Aveuglés par ce que Barbara Tuchman appelle « la frivolité belliqueuse des empires séniles », nous marchons sinistrement vers la guerre avec la Russie. Sinon, comment pourrions-nous expliquer la déclaration publique du secrétaire à la Défense Lloyd Austin selon laquelle l’objectif américain est « d’affaiblir la Russie » et la demande de Joe Biden pour une aide militaire et économique « d’urgence » supplémentaire de 33 milliards de dollars (la moitié de ce que la Russie a dépensé pour son armée en 2021) ? pour l’ukraine ?

La même cabale de généraux et de politiciens qui a vidé l’État de billions de dollars dans les débâcles en Afghanistan, en Irak, en Syrie, en Libye et en Somalie et n’a rien appris du cauchemar du Vietnam, se délecte de l’illusion de leur omnipotence. Ils n’ont aucun intérêt à une solution diplomatique. Il y a des milliards de profits à faire dans les ventes d’armes. Il y a une posture politique à faire. Il y a des généraux qui ont hâte d’appuyer sur la gâchette. Pourquoi avoir tous ces systèmes d’armes coûteux et technologiquement avancés si vous ne pouvez pas les utiliser ? Pourquoi ne pas montrer au monde cette fois-ci que les États-Unis dominent toujours le monde ?

Les maîtres de la guerre ont besoin d’un ennemi. Lorsqu’un ennemi est introuvable, comme l’avait compris George Orwell dans Mille neuf cent quatre ving quatre, un ennemi est fabriqué. Cet ennemi peut devenir un allié du jour au lendemain – nous nous sommes alliés à l’Iran au Moyen-Orient pour combattre les talibans et plus tard le califat – avant de rétablir instantanément l’Iran comme l’incarnation du mal. L’ennemi n’est pas une question de logique ou de nécessité géopolitique. Il s’agit d’attiser la peur et la haine qui alimentent la guerre perpétuelle.

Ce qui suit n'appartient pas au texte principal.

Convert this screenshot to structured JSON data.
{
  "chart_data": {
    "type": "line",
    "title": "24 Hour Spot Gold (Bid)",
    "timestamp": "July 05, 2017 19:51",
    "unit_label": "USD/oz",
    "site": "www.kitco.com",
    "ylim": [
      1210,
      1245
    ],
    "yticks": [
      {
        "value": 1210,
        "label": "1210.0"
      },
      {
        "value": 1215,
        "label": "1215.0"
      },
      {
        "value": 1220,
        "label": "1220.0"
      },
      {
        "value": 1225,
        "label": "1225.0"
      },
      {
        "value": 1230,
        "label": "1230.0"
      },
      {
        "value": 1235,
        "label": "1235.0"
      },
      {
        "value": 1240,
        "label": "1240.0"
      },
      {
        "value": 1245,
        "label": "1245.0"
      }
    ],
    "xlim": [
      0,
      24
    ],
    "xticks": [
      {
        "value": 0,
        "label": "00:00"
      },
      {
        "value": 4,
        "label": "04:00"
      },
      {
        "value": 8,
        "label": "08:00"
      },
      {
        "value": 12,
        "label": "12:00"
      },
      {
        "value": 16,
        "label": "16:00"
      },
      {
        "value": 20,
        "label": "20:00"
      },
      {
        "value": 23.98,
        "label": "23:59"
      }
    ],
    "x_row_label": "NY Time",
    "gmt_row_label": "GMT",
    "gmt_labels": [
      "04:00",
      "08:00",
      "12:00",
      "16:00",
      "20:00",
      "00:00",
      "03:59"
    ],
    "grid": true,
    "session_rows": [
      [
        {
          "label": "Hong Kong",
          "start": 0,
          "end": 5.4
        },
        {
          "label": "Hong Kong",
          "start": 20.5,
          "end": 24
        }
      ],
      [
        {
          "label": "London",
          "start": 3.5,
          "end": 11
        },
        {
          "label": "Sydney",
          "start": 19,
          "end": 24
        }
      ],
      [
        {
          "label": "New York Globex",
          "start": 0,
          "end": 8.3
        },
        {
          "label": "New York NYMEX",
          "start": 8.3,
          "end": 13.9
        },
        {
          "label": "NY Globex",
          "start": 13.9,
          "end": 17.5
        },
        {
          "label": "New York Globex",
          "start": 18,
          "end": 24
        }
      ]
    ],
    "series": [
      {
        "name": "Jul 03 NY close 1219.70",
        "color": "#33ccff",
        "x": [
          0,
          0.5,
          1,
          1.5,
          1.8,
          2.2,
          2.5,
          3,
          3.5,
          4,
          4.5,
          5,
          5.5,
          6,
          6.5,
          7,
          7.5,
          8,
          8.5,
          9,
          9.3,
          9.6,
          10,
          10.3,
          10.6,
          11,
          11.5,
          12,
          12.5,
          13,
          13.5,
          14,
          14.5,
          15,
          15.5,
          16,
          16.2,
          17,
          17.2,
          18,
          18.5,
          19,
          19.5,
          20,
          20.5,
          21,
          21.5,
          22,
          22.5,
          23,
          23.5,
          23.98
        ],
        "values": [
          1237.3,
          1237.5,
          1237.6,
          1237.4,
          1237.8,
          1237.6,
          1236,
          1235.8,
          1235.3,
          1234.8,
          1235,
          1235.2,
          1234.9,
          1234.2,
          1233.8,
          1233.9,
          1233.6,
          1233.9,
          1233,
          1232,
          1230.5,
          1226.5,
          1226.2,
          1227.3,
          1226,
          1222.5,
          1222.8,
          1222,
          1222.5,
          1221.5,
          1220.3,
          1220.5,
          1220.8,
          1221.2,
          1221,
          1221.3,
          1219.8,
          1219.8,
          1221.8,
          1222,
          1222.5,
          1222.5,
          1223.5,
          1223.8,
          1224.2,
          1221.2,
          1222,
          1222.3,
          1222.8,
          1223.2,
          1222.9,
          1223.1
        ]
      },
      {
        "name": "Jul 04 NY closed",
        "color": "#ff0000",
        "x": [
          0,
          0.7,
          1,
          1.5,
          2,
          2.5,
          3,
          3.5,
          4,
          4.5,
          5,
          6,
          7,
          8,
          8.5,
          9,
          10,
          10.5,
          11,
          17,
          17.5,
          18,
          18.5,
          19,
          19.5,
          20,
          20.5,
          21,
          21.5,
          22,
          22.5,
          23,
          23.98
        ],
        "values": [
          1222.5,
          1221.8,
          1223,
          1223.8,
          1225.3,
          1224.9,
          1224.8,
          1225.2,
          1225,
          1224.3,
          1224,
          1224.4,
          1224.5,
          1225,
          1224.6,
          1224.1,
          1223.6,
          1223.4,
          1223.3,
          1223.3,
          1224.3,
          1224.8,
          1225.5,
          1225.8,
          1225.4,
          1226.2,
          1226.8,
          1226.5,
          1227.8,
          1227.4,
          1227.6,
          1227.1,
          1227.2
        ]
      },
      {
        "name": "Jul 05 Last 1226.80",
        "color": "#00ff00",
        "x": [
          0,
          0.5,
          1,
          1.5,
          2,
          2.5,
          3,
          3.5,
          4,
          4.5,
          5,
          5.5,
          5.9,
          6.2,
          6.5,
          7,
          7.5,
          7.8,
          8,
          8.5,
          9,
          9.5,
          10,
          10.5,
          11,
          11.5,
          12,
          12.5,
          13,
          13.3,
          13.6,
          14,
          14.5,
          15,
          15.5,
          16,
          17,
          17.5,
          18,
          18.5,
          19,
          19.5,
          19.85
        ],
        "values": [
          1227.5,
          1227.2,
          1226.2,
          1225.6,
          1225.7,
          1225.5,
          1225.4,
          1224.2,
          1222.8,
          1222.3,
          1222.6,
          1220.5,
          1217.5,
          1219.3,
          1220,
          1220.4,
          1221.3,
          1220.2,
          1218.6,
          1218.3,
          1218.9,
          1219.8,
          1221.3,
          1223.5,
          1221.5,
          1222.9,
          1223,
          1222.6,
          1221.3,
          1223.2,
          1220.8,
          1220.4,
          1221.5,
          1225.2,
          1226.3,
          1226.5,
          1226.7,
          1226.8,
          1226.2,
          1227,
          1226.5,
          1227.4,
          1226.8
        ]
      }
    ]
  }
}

En 1989, j’ai couvert les révolutions qui ont renversé les dictatures communistes en Europe centrale et orientale. Le président Mikhaïl Gorbatchev, comme son successeur Boris Eltsine et Vladimir Poutine au début de son règne, espérait intégrer la Russie dans l’alliance occidentale. Mais l’industrie de guerre place les profits avant la défense nationale. Il fallait une Russie antagoniste pour pousser l’expansion de l’OTAN au-delà des frontières d’une Allemagne unifiée en violation d’une promesse faite à Moscou. Il y avait des milliards de dollars à tirer d’un ennemi russe, comme il y a des milliards de plus à tirer de la guerre par procuration en Ukraine. Il n’y aurait pas de « dividende de la paix » à la fin de la guerre froide. L’industrie de guerre était déterminée à continuer à saigner à blanc les États-Unis et à amasser ses profits obscènes. Ils ont provoqué et contrarié la Russie jusqu’à ce que la Russie remplisse son rôle préétabli.

Le retrait humiliant d’Afghanistan et deux décennies de catastrophes militaires au Moyen-Orient ont été comme par magie expiés en Ukraine, bien que nous n’ayons pas encore placé de troupes sur le sol ukrainien. Nous nous sommes appropriés les Ukrainiens, comme nous l’avons fait avec les moudjahidines que nous avons financés pour combattre les Soviétiques en Afghanistan.

« Pour la première fois depuis des décennies, un président américain montre que lui, et lui seul, peut diriger le monde libre », a écrit George Packer, l’un des meneurs les plus ardents de l’invasion de l’Irak, dans Le atlantique magazine.

« L’OTAN a été revitalisée, les États-Unis ont récupéré un manteau de leadership que certains craignaient d’avoir disparu en Irak et en Afghanistan, et l’Union européenne a trouvé une unité et un objectif qui lui ont échappé pendant la majeure partie de son existence », Le New York Times chanté.

Le général Mark A. Milley, président de l’état-major interarmées, Le New York Times écrit, transporte une carte de l’Ukraine, marquée de détails tactiques. « Avec des aides, il recherche des détails sur l’emplacement et la préparation au combat d’unités terrestres et de mouvements de navires russes spécifiques », note le journal.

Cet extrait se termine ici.